TIMING TO MINIMALLY INVASIVE SURGERY AFTER NEOADJUVANT CHEMORADIOTHERAPY FOR RECTAL CANCER: A MULTICENTER RANDOMIZED CONTROLLED TRIAL

On sait maintenant que le traitement de radiochimiothérapie néoadjuvante a démontré de bons résultats dans la réduction du risque de récidive locale du cancer du rectum, lorsqu’il est suivi d’une TME (total mesorectal excision).
Dans les cancers bas rectaux, la chirurgie seule a une survie à 5 ans de 30 % et un taux de récidive locale de 55 à 65 %, avec un intervalle sans maladie de 30 à 35 %. L’administration préopératoire d’une chimiothérapie à base de fluoropyrimidine a amélioré le contrôle local des rechutes de 7 %.
L’intervalle de temps entre la chirurgie et le traitement néoadjuvant est cependant encore débattu. Des études rétrospectives ont montré ces dernières années que la régression tumorale peut être lente et incomplète même pendant des mois. Plus récemment, certaines études ont montré une augmentation du taux de réponse complète pathologique liée à un intervalle d’attente plus long après un traitement néoadjuvant, bien que d’autres expériences n’aient montré aucune influence de cet intervalle sur la pCR et les résultats techniques chirurgicaux.
Dans l’essai de LYON, le pourcentage de pCR complète ou quasi complète est passé de 10,3 % à 26 % et dans d’autres études rétrospectives, il était de 23 à 30 %. Ces résultats peuvent être interprétés avec la relation entre la radiothérapie et la régression tumorale : des dommages à l’ADN se produisent pendant l’irradiation, mais la lyse cellulaire se produit dans les semaines qui suivent. Une étude récente a comparé la réponse complète chez 35 patients nouvellement adjuvés, suggérant que le plus grand effet de downstaging se produirait entre la 9e et la 14e semaine après le traitement.
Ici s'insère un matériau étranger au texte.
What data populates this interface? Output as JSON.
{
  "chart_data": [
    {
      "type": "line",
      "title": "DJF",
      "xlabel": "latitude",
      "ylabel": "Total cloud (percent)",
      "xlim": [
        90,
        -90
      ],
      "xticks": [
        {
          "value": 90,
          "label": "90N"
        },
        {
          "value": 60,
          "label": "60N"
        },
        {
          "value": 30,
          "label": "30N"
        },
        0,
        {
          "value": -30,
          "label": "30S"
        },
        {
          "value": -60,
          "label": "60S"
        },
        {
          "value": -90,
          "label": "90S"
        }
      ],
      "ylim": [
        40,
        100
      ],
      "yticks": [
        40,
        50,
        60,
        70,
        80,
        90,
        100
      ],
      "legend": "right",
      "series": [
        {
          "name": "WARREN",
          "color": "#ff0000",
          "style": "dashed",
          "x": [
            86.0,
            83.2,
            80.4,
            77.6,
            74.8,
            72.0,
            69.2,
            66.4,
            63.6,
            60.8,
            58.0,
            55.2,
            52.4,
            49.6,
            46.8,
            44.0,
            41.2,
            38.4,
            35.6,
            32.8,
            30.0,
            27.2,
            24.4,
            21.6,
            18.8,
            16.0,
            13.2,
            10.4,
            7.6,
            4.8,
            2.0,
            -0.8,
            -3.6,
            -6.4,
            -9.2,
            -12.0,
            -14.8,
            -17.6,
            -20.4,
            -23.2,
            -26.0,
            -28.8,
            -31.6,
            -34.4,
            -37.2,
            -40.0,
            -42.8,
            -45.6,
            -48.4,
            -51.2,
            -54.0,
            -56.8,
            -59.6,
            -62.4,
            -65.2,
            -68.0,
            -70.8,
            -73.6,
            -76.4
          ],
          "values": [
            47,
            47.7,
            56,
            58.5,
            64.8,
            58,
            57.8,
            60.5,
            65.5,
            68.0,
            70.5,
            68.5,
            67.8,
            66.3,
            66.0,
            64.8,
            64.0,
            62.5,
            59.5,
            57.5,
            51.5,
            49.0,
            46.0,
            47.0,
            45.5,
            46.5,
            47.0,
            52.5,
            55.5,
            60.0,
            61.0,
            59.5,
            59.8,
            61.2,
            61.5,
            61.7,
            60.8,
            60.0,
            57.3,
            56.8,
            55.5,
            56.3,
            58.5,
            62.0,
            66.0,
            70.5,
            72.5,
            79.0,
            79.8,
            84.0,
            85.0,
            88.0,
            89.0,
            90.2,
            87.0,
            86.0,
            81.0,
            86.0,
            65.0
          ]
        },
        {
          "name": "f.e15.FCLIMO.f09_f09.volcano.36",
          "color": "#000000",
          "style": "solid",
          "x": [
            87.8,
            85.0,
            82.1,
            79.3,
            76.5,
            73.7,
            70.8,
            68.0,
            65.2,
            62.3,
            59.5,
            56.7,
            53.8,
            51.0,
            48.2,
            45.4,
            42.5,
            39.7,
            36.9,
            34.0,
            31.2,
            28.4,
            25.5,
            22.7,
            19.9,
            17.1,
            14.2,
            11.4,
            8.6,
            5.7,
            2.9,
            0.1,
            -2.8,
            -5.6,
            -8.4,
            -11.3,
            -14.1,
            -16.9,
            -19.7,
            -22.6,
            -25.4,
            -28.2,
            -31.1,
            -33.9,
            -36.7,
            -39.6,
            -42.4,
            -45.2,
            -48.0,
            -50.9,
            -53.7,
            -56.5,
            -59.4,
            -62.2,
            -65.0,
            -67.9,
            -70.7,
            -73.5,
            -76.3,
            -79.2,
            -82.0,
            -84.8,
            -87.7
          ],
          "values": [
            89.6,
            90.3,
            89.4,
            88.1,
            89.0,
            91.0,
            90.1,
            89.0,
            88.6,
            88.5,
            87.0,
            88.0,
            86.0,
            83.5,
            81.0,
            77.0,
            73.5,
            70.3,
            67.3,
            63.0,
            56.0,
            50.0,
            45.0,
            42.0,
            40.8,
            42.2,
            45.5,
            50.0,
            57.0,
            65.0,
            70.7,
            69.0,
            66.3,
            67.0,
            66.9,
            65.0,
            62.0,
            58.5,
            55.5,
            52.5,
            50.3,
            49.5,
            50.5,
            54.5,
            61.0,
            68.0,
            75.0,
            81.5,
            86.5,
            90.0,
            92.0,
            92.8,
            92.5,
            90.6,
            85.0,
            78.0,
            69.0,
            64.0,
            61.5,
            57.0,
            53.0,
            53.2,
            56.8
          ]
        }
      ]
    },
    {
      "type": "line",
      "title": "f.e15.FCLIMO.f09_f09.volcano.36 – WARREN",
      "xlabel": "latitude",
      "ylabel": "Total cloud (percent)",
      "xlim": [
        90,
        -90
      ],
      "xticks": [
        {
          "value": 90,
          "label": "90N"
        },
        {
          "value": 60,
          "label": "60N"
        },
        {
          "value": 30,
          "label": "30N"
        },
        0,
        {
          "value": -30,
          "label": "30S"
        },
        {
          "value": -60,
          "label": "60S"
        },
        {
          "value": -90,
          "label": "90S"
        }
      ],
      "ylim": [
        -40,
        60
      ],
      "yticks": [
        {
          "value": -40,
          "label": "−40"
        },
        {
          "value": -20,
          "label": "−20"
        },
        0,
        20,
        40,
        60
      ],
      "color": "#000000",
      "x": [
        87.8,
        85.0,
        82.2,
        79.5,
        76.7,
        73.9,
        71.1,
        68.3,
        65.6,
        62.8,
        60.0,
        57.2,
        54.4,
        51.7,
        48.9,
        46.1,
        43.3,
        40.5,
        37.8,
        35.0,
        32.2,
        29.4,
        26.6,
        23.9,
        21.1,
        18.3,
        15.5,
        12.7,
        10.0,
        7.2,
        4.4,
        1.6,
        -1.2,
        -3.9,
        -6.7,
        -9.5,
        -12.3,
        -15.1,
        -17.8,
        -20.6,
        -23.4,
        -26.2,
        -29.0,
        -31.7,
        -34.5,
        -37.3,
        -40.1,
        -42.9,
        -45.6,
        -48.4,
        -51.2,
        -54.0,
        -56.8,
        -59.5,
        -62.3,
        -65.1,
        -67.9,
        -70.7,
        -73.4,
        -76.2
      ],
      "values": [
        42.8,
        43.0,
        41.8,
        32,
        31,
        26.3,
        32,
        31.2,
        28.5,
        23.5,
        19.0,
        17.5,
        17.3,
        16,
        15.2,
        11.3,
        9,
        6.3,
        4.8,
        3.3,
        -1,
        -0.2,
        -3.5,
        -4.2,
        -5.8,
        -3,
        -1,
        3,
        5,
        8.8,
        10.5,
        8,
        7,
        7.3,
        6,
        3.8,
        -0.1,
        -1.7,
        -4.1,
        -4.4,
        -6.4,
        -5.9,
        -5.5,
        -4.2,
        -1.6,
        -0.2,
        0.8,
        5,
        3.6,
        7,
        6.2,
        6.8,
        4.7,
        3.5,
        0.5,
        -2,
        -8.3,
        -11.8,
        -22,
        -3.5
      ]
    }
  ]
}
De plus, dans l’essai Stockholm III, un taux significativement faible de complications postopératoires a été rapporté dans le groupe long, bien qu’il n’ait pas été décrit dans d’autres études où la morbidité et les complications étaient comparables au traitement standard.
Cependant, toutes ces expériences comportent des biais : absence de randomisation, choix personnel du chirurgien sur l’intervalle après néoadjuvant, différents stades pathologiques et réponse au traitement néoadjuvant, qui ont pu influencer les résultats d’une certaine manière.